Sustainability rating SFDR

Sustainable Finance Disclosure Regulation (SFDR) classification
For the sustainability classification of the fund’s investments, we use the Sustainable Finance Disclosure Regulation (SFDR) classification. The European Union (EU) developed the SFDR regulation to make SRI more targeted and much clearer.
In the so-called Principal Adverse Indicator Statement (the statement on adverse effects on sustainability), the fund sets out whether and how the adverse indicators prescribed by the regulator (Principal Adverse Indicators or PAIs) and the two voluntary indicators are incorporated into the investment policy. This statement from the fund can be found here: statement of adverse effects. (in Dutch)
The Principal Adverse Impact (PAI) report provides an annual account of the quantitative occurrence of these adverse effects. It is included in the fund’s annual report.

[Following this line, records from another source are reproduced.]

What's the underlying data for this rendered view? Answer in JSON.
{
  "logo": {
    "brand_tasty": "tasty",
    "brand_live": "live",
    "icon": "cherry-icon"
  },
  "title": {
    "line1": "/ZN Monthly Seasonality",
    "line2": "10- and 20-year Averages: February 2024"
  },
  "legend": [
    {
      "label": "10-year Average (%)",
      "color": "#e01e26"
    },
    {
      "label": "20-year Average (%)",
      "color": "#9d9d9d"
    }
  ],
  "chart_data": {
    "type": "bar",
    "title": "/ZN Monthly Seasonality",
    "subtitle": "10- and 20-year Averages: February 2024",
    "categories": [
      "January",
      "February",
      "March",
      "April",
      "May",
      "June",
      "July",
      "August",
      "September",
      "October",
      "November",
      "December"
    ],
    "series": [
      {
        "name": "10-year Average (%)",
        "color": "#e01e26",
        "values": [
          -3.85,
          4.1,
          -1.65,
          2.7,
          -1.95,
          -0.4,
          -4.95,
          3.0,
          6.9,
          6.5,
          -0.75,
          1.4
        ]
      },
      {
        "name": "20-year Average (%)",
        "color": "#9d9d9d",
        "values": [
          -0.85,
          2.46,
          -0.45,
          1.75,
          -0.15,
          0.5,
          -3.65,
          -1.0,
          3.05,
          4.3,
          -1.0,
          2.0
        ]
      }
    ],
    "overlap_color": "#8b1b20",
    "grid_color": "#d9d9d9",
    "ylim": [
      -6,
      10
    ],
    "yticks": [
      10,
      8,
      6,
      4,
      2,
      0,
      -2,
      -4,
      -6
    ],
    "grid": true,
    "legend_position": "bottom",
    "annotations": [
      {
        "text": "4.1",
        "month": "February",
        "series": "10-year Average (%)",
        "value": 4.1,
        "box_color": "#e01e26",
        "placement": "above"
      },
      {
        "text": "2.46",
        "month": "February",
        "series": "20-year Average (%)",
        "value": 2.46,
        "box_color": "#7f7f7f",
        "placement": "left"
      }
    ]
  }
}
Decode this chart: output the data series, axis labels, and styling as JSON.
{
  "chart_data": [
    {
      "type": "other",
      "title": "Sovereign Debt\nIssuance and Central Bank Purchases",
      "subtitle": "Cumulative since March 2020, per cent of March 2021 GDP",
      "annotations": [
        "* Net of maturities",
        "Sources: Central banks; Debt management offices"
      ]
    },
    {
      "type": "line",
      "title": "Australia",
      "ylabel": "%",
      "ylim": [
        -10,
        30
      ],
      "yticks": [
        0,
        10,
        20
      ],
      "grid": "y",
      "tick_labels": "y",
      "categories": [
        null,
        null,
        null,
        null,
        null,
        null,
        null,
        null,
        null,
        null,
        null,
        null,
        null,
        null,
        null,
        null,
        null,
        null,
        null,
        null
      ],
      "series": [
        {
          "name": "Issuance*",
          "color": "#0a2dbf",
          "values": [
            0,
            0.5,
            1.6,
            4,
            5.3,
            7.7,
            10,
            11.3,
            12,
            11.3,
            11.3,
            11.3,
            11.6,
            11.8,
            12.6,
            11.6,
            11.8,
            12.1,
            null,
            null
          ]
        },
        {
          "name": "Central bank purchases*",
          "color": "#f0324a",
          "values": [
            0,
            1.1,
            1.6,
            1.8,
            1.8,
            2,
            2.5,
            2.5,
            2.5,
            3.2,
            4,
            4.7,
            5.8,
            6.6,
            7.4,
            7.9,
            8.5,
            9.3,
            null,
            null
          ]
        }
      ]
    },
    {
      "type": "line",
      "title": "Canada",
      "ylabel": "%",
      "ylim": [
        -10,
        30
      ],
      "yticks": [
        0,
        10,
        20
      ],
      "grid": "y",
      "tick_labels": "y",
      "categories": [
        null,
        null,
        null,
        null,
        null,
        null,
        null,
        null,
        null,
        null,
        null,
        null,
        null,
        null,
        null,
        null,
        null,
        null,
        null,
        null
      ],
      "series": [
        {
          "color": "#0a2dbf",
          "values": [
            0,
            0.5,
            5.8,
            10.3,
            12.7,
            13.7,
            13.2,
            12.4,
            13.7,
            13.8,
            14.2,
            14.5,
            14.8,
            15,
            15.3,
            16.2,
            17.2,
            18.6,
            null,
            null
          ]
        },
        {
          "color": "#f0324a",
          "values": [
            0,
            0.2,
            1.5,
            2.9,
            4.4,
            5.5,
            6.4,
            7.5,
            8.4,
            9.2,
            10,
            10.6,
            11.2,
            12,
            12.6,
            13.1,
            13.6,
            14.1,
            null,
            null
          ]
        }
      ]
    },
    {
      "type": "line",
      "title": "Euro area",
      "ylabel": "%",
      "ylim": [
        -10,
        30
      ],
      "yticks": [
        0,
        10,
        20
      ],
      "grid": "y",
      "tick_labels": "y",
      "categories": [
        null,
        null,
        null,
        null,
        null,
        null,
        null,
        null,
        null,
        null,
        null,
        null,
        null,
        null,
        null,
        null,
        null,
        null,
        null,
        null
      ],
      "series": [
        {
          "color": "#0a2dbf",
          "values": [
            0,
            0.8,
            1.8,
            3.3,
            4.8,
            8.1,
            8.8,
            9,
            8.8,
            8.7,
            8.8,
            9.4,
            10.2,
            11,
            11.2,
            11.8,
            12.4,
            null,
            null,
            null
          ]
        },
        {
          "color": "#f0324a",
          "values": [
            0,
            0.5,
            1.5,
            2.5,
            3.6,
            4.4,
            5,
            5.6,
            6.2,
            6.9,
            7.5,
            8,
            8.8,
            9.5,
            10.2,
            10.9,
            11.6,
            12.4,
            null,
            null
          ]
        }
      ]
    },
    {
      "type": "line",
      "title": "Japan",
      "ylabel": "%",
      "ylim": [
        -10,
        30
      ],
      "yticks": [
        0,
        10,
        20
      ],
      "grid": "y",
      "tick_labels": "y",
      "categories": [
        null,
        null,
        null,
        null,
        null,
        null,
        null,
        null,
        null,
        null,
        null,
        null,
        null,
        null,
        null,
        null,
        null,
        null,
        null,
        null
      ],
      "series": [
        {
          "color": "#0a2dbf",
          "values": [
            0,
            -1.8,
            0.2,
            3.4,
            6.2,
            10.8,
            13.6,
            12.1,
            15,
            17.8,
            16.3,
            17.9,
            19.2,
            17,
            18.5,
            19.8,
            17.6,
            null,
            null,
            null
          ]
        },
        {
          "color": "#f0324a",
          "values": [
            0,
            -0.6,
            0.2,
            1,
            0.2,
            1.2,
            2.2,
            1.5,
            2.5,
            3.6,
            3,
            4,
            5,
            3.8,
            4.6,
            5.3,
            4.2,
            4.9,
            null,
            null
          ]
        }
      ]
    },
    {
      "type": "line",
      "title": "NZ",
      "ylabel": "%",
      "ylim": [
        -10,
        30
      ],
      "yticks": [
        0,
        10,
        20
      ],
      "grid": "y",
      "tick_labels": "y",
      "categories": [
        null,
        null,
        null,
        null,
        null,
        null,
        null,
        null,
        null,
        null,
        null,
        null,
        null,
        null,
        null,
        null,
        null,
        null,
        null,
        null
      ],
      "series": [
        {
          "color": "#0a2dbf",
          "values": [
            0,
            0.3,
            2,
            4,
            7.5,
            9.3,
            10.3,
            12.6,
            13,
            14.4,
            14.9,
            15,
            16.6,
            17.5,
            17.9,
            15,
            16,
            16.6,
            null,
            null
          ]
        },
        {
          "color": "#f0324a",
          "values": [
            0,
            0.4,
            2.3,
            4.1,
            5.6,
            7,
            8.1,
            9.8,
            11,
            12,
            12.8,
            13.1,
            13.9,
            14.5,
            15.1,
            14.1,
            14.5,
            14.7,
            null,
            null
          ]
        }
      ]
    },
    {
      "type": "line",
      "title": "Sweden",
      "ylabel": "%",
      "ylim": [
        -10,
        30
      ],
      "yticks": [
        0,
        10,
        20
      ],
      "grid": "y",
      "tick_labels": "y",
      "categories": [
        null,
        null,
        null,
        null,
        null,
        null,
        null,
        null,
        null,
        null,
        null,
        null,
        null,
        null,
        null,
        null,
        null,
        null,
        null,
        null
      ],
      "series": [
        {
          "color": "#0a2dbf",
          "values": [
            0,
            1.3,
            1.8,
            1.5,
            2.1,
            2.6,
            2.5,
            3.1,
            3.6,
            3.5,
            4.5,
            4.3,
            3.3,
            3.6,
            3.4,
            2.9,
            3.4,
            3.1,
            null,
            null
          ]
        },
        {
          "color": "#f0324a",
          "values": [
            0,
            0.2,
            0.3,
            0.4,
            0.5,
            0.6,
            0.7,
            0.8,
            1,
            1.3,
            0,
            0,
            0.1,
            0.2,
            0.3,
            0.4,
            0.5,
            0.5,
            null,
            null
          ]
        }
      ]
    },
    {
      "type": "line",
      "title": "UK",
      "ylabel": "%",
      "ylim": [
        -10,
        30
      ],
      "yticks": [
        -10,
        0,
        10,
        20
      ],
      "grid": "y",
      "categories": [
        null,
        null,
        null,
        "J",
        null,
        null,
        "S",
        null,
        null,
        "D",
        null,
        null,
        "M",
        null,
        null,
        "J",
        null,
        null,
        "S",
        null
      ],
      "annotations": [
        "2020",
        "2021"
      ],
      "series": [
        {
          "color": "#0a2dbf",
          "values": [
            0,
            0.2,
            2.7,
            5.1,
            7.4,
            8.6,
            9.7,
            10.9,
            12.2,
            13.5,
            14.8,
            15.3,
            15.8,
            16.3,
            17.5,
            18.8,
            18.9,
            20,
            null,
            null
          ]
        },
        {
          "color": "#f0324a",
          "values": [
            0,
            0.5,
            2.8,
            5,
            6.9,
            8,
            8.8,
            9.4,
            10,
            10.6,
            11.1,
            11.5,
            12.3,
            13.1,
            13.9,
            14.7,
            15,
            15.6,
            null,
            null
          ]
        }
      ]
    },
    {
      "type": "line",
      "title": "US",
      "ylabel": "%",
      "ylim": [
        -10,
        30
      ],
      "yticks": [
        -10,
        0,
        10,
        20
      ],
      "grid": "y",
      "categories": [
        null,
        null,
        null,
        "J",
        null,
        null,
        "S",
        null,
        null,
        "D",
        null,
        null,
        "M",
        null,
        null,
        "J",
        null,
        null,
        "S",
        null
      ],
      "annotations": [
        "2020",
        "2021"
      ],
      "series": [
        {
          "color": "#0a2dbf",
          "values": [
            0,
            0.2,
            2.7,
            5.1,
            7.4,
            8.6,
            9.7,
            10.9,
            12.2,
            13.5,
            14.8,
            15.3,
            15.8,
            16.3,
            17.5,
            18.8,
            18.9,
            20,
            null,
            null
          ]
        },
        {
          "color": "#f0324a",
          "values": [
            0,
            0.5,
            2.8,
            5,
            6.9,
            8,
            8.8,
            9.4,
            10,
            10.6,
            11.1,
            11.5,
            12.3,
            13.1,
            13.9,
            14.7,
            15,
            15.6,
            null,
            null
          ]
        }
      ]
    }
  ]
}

A highly visible and influential element of the regulations is the classification into three categories:
- Article 6 products do not have explicit sustainability objectives and may invest in shares that ESG products exclude, such as those of tobacco companies or coal producers.
- Article 8 (or ‘promoting E&S’) applies where a financial product, in addition to other characteristics, promotes environmental and social characteristics, or a combination of these characteristics, provided that the companies in which it invests adhere to good governance practices.

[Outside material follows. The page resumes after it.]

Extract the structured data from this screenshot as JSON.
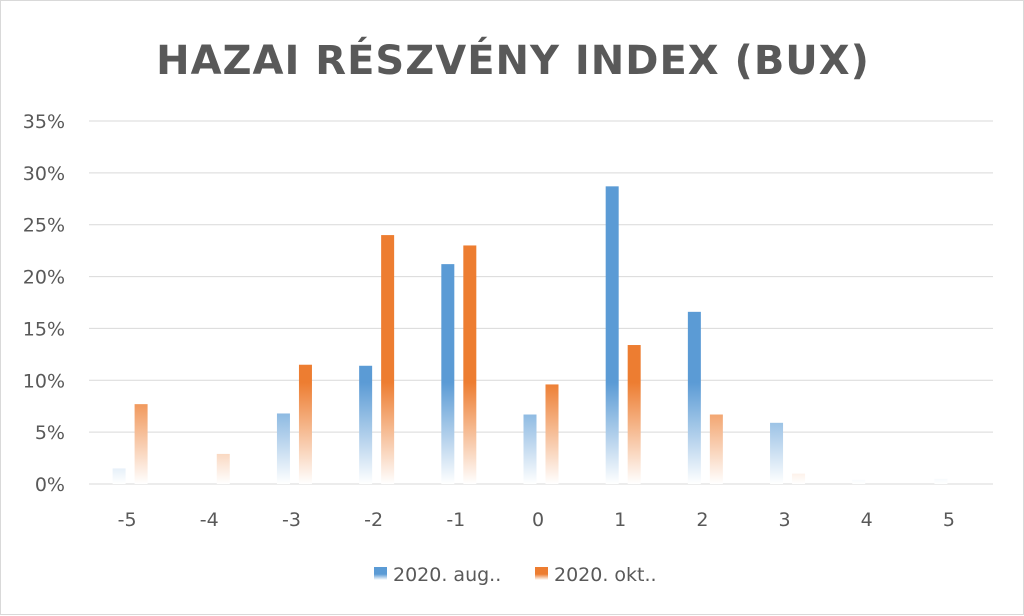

- Article 9 (or ‘products focused on sustainable investment’) applies to products that are specifically focused on sustainable investment and applies where a financial product has sustainable investment as its objective and an index has been designated as the reference benchmark.
Since early 2023, the pension fund has classified itself as an Article 8 fund. The associated reports were prepared by AF Advisors in 2025. The fund provides a retrospective account of the achievement of its objectives in its annual report. (click here for a more detailed description of SFDR).
Currently, over 93% of the fund’s investments are classified as Article 8 by the managers. This is identical to last year. For the Emerging Markets Local Bonds strategy, for which the fund is currently invested in a PIMCO Article 6 investment fund, alternatives were considered for 2023 and 2025. Although Article 8 funds are available, a switch to other areas (performance and fees) would result in a deterioration. It has therefore been decided not to make any changes.
The fund is closely monitoring the announced review of the SFDR framework, as this may have implications for classifications and reporting requirements in the coming years.